Sunday, February 1, 2009
This is just a quick link to follow -- an "aside." These are links to interesting things that, for one reason or another, I didn't place into a full posting. Click the link to visit the full article. Go to the blog index for a regular listing of posts.
Jeff Jacoby: Money for nothing won't grow the economy - '...Keynes died in 1946, but the Keynesian fallacy - that money for nothing (government spending without increased productivity) can boost the economy - lives on, impervious to the evidence disproving it. To be sure, many economists dismiss it - several hundred of them, including Nobel laureates Edward Prescott, Vernon Smith, and James Buchanan, issued a public statement last week calling it "a triumph of hope over experience to believe that more government spending will help the US today." But experience didn't dissuade 244 House Democrats from passing President Obama's massive spending bill, just as it didn't dissuade President Bush from signing last year's expensive "stimulus" legislation...'
This is really very sad, because both common sense and rigorous theory should steer us away from this thing, and there's no shortage of people who know this, and yet they must stand aside and watch this preventable catastrophe unfold.
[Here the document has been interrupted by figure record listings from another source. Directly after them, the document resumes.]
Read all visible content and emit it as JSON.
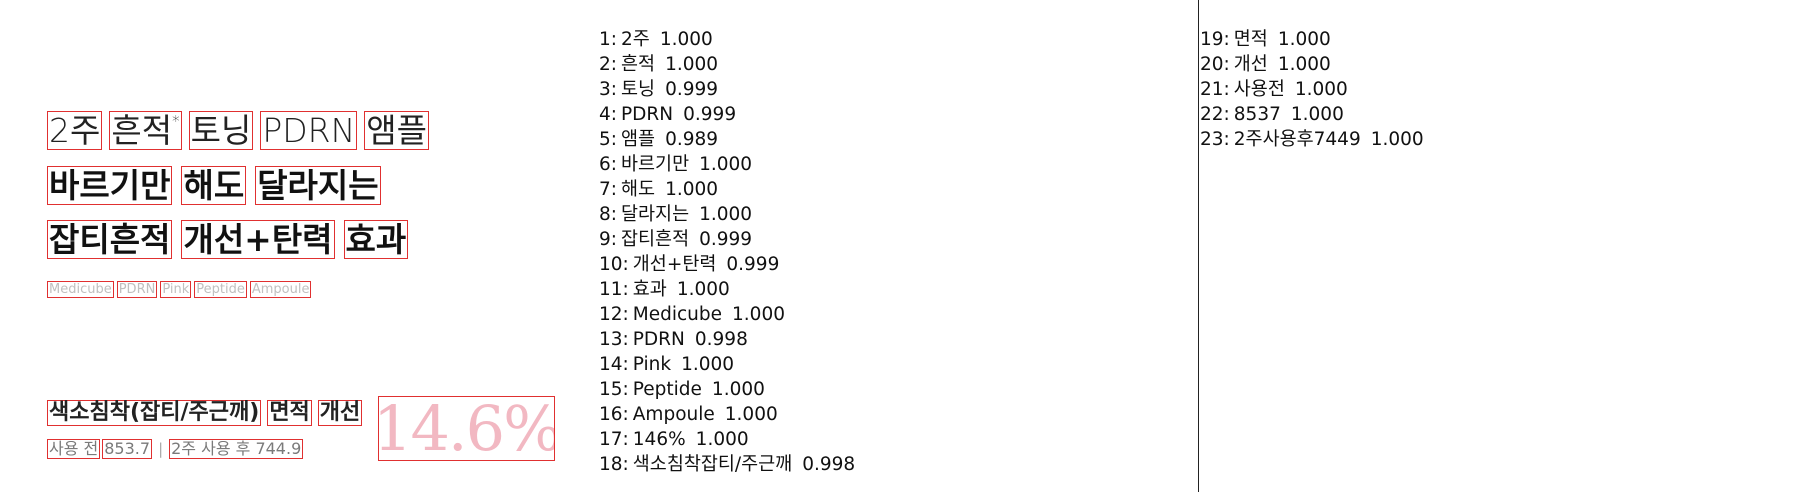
{
  "ad": {
    "title_line1": [
      "2주",
      "흔적",
      "토닝",
      "PDRN",
      "앰플"
    ],
    "title_line1_asterisk": "*",
    "title_line2": [
      "바르기만",
      "해도",
      "달라지는"
    ],
    "title_line3": [
      "잡티흔적",
      "개선+탄력",
      "효과"
    ],
    "brand_line": [
      "Medicube",
      "PDRN",
      "Pink",
      "Peptide",
      "Ampoule"
    ],
    "stat_line": [
      "색소침착(잡티/주근깨)",
      "면적",
      "개선"
    ],
    "before_label": "사용 전",
    "before_value": "853.7",
    "separator": "|",
    "after_text": "2주 사용 후 744.9",
    "percent": "14.6%"
  },
  "ocr_results": [
    {
      "index": "1:",
      "text": "2주",
      "score": "1.000"
    },
    {
      "index": "2:",
      "text": "흔적",
      "score": "1.000"
    },
    {
      "index": "3:",
      "text": "토닝",
      "score": "0.999"
    },
    {
      "index": "4:",
      "text": "PDRN",
      "score": "0.999"
    },
    {
      "index": "5:",
      "text": "앰플",
      "score": "0.989"
    },
    {
      "index": "6:",
      "text": "바르기만",
      "score": "1.000"
    },
    {
      "index": "7:",
      "text": "해도",
      "score": "1.000"
    },
    {
      "index": "8:",
      "text": "달라지는",
      "score": "1.000"
    },
    {
      "index": "9:",
      "text": "잡티흔적",
      "score": "0.999"
    },
    {
      "index": "10:",
      "text": "개선+탄력",
      "score": "0.999"
    },
    {
      "index": "11:",
      "text": "효과",
      "score": "1.000"
    },
    {
      "index": "12:",
      "text": "Medicube",
      "score": "1.000"
    },
    {
      "index": "13:",
      "text": "PDRN",
      "score": "0.998"
    },
    {
      "index": "14:",
      "text": "Pink",
      "score": "1.000"
    },
    {
      "index": "15:",
      "text": "Peptide",
      "score": "1.000"
    },
    {
      "index": "16:",
      "text": "Ampoule",
      "score": "1.000"
    },
    {
      "index": "17:",
      "text": "146%",
      "score": "1.000"
    },
    {
      "index": "18:",
      "text": "색소침착잡티/주근깨",
      "score": "0.998"
    },
    {
      "index": "19:",
      "text": "면적",
      "score": "1.000"
    },
    {
      "index": "20:",
      "text": "개선",
      "score": "1.000"
    },
    {
      "index": "21:",
      "text": "사용전",
      "score": "1.000"
    },
    {
      "index": "22:",
      "text": "8537",
      "score": "1.000"
    },
    {
      "index": "23:",
      "text": "2주사용후7449",
      "score": "1.000"
    }
  ],
  "colors": {
    "box_border": "#e03030",
    "percent_text": "#f2b8c2"
  }
}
Here's a little anecdote. My favorite coffee shop went out of business today. Business is a little slow, though not terrible, but their rent is too high. The rent is too high because the developer built the mall during the construction boom, when land and per-square-foot costs were at the highest. There's nothing the landlord can do to lower the rent. By summer, the developer will give up and the property will pass into the hands of the bank or someone else at a reasonable price. Probably better than a reasonable price. Then the rents will come down, the businesses will come back, and life will resume.
Now, anything the government does to delay this process will further damage the economy. They should be acting to speed it up instead. And if what they do in particular is spend a trillion $$, the consequences will be inflation and a business environment in which managers are paying more attention to what the government is doing than to running their business.
It'll be like someone is slashing away at the economy with a machete.
If there was ever an argument for the classic welfare safety net, this moment is that argument. Create an emergency benefits package, costing far less than a trillion dollars, including expanding medicaid and whatever else is called for. We can recover from that, as we have before, and it'll prevent the worst outcomes for individuals. But once politicians begin to control the economy directly, especially democrat politicians, it can easily be the beginning of a death spiral from which recovery would be much more difficult.